Vergewissern Sie sich immer wieder, dass auch Sie sich für diese Stelle entscheiden dürfen. Erzählen Sie im Vorstellungsgespräch, warum Sie (echt) Lust auf das Unternehmen und die Aufgaben haben. Zeigen Sie anhand Ihrer Werte im Leben und Beruf, dass Ihnen die mit der Stelle verbundenen Tätigkeiten wichtig sind und woran Sie bemerken würden, dass Sie im Unternehmen und in dieser Position richtig gut aufgehoben sind und sich wohlfühlen.

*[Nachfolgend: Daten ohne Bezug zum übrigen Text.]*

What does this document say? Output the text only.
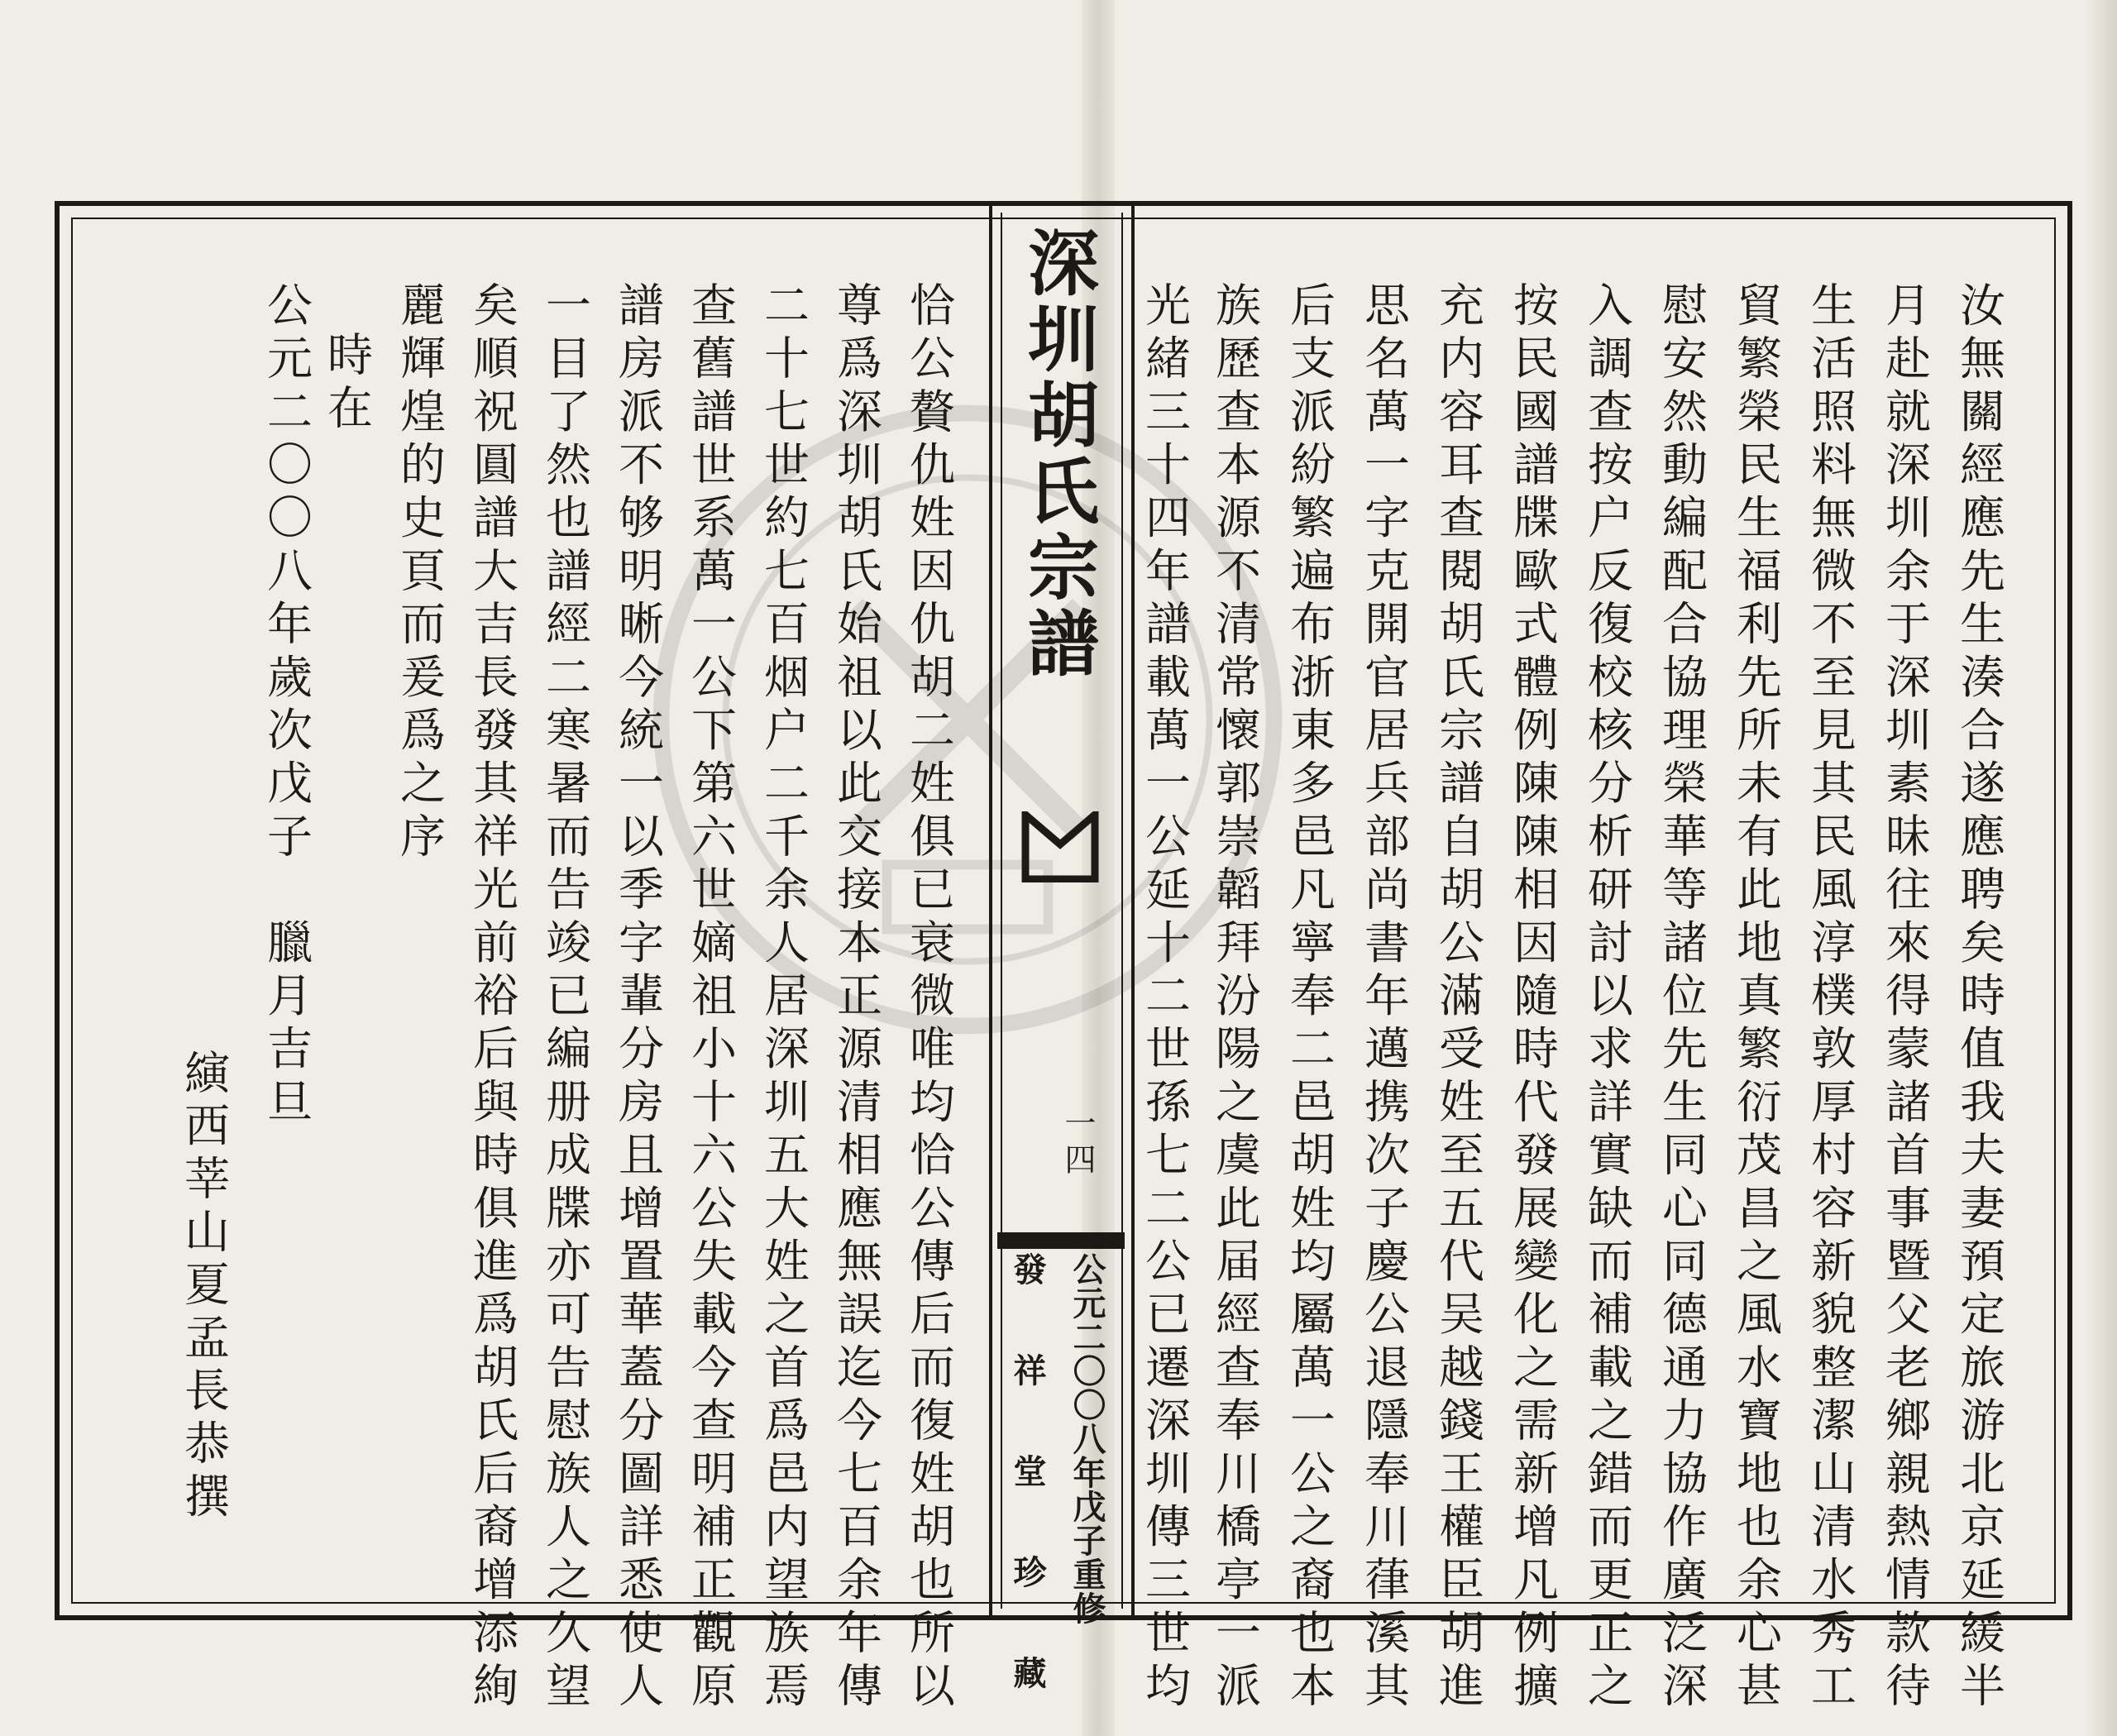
深圳胡氏宗譜
一四
公元二〇〇八年戊子重修
發 祥 堂 珍 藏	汝無關經應先生湊合遂應聘矣時值我夫妻預定旅游北京延緩半
月赴就深圳余于深圳素昧往來得蒙諸首事暨父老鄉親熱情款待
生活照料無微不至見其民風淳樸敦厚村容新貌整潔山清水秀工
貿繁榮民生福利先所未有此地真繁衍茂昌之風水寶地也余心甚
慰安然動編配合協理榮華等諸位先生同心同德通力協作廣泛深
入調查按户反復校核分析研討以求詳實缺而補載之錯而更正之
按民國譜牒歐式體例陳陳相因隨時代發展變化之需新增凡例擴
充内容耳查閱胡氏宗譜自胡公滿受姓至五代吴越錢王權臣胡進
思名萬一字克開官居兵部尚書年邁携次子慶公退隱奉川葎溪其
后支派紛繁遍布浙東多邑凡寧奉二邑胡姓均屬萬一公之裔也本
族歷查本源不清常懷郭崇韜拜汾陽之虞此届經查奉川橋亭一派
光緒三十四年譜載萬一公延十二世孫七二公已遷深圳傳三世均
恰公贅仇姓因仇胡二姓俱已衰微唯均恰公傳后而復姓胡也所以
尊爲深圳胡氏始祖以此交接本正源清相應無誤迄今七百余年傳
二十七世約七百烟户二千余人居深圳五大姓之首爲邑内望族焉
查舊譜世系萬一公下第六世嫡祖小十六公失載今查明補正觀原
譜房派不够明晰今統一以季字輩分房且增置華蓋分圖詳悉使人
一目了然也譜經二寒暑而告竣已編册成牒亦可告慰族人之久望
矣順祝圓譜大吉長發其祥光前裕后與時俱進爲胡氏后裔增添絢
麗輝煌的史頁而爰爲之序
時在
公元二〇〇八年歲次戊子　臘月吉旦
縯西莘山夏孟長恭撰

Ein sehr hilfreicher Artikel! Ich arbeite selbst im Karrierecoaching und erlebe oft Menschen, die als „Bittsteller“ eine Bewerbung schreiben und vergessen, was Sie alles anzubieten haben und wovon das Unternehmen profitieren könnte. Die Frage im vorletzten Absatz finde ich gewagt, aber sehr sehr gut. Vor allen Dingen erzeugt diese Aufmerksamkeit – aus meiner Sicht eines der wichtigsten Dinge im Bewerbungsprozedere!
Herzliche Grüße,
peter reitz
Ich finde es schwer aus der Bittstellerposition rausgekommen, wenn man a) von jobcenter in Druck ist, wenn man nicht genug Bewerbungen hat und b) noch sozial unter Druck steht, dass je mehr Zeit vergeht die Chancen sinken und man sich ständig rechtfertigen muss.